Panelists and members of the audience noted that some education apps today get marketed to directly to teachers. Those teachers, in turn, may be signing up students to participate in those apps, which could be marketing to children.

That sort of well-intentioned but risky instructional activity is probably commonplace, Contartesi said. In Loudon County, district officials try to encourage teachers to route those goals through the technology department. Otherwise, "we don't really know who that vendor is." 

  • Figuring out who owns the data.

A district official from Louisiana recounted the state's recent decision to remove data from inBloom, after parents raised concerns about the protection of student information through the company. (InBloom officials have said those concerns are misguided.)
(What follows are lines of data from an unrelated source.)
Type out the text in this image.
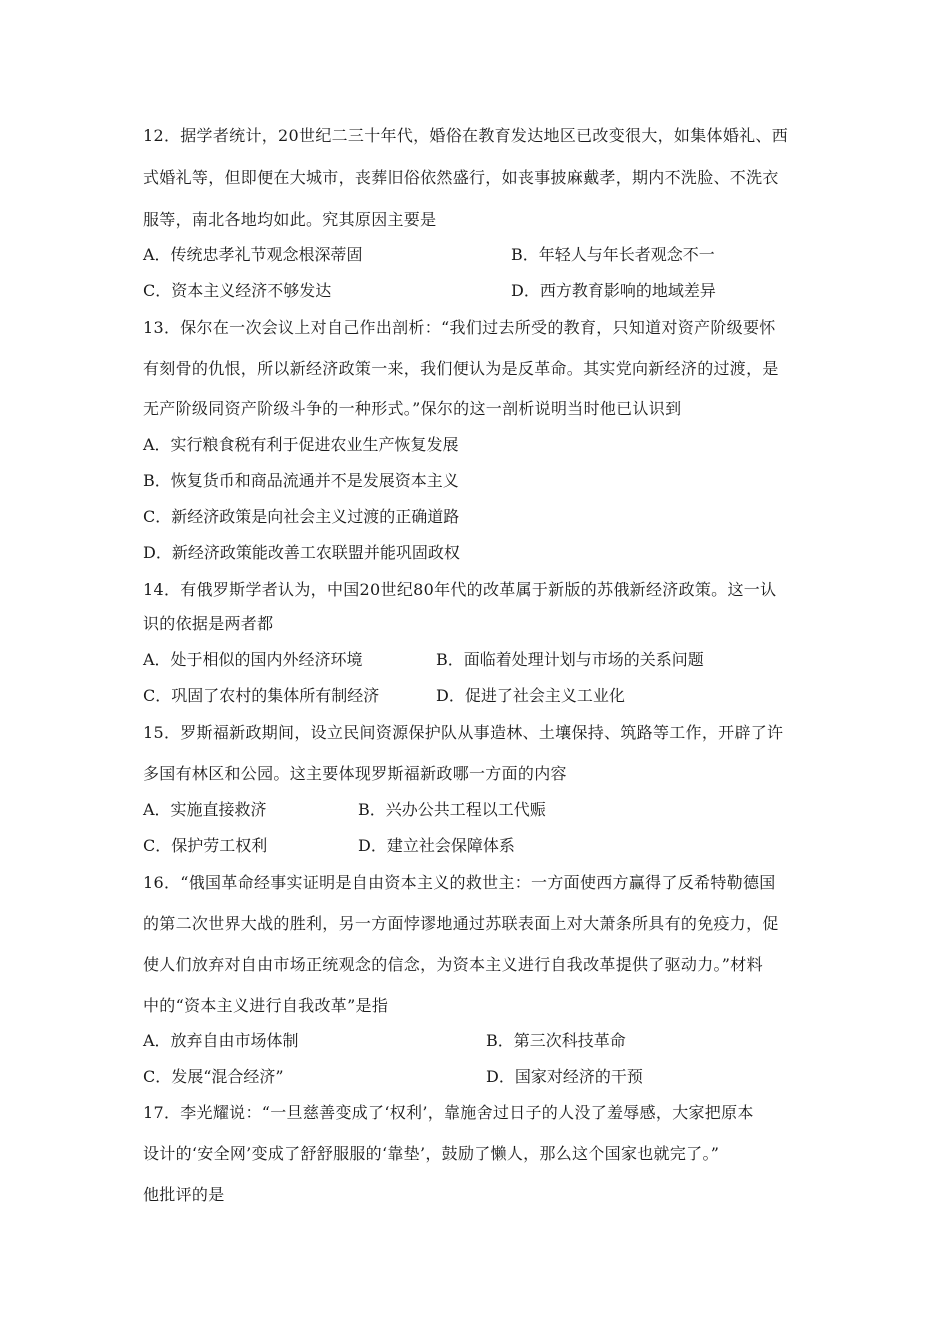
12．据学者统计，20世纪二三十年代，婚俗在教育发达地区已改变很大，如集体婚礼、西
式婚礼等，但即便在大城市，丧葬旧俗依然盛行，如丧事披麻戴孝，期内不洗脸、不洗衣
服等，南北各地均如此。究其原因主要是
A．传统忠孝礼节观念根深蒂固	B．年轻人与年长者观念不一
C．资本主义经济不够发达	D．西方教育影响的地域差异
13．保尔在一次会议上对自己作出剖析：“我们过去所受的教育，只知道对资产阶级要怀
有刻骨的仇恨，所以新经济政策一来，我们便认为是反革命。其实党向新经济的过渡，是
无产阶级同资产阶级斗争的一种形式。”保尔的这一剖析说明当时他已认识到
A．实行粮食税有利于促进农业生产恢复发展
B．恢复货币和商品流通并不是发展资本主义
C．新经济政策是向社会主义过渡的正确道路
D．新经济政策能改善工农联盟并能巩固政权
14．有俄罗斯学者认为，中国20世纪80年代的改革属于新版的苏俄新经济政策。这一认
识的依据是两者都
A．处于相似的国内外经济环境	B．面临着处理计划与市场的关系问题
C．巩固了农村的集体所有制经济	D．促进了社会主义工业化
15．罗斯福新政期间，设立民间资源保护队从事造林、土壤保持、筑路等工作，开辟了许
多国有林区和公园。这主要体现罗斯福新政哪一方面的内容
A．实施直接救济	B．兴办公共工程以工代赈
C．保护劳工权利	D．建立社会保障体系
16．“俄国革命经事实证明是自由资本主义的救世主：一方面使西方赢得了反希特勒德国
的第二次世界大战的胜利，另一方面悖谬地通过苏联表面上对大萧条所具有的免疫力，促
使人们放弃对自由市场正统观念的信念，为资本主义进行自我改革提供了驱动力。”材料
中的“资本主义进行自我改革”是指
A．放弃自由市场体制	B．第三次科技革命
C．发展“混合经济”	D．国家对经济的干预
17．李光耀说：“一旦慈善变成了‘权利’，靠施舍过日子的人没了羞辱感，大家把原本
设计的‘安全网’变成了舒舒服服的‘靠垫’，鼓励了懒人，那么这个国家也就完了。”
他批评的是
In that case, the "state took the data and gave it to someone else," the district official told the audience. "Our position is that the parents own it...and without parents' permission, it can't be given away."

What does the law say? A primary statute meant to protect student privacy, the Family Educational Rights and Privacy Act, does not specifically use the term "ownership," said Winnick, of Education Counsel. But a solid legal case, he said, can be made that the data belongs to the district, and to parents.

But Winnick, in a later e-mail to Education Week, also clarified that state education officials also have authority under FERPA to obtain student data and use if for myriad evaluation, audit, and compliance pursposes, and designate an "authorized respresentative" like a technology company, to help them with this work. That process is subject to safeguards under FERPA, he said. Under FERPA, he added, a school district does not have the legal right to veto a state's decision to go forward with that process, though it's possible that legal disputes could emerge if local school systems declined to provide data to the state.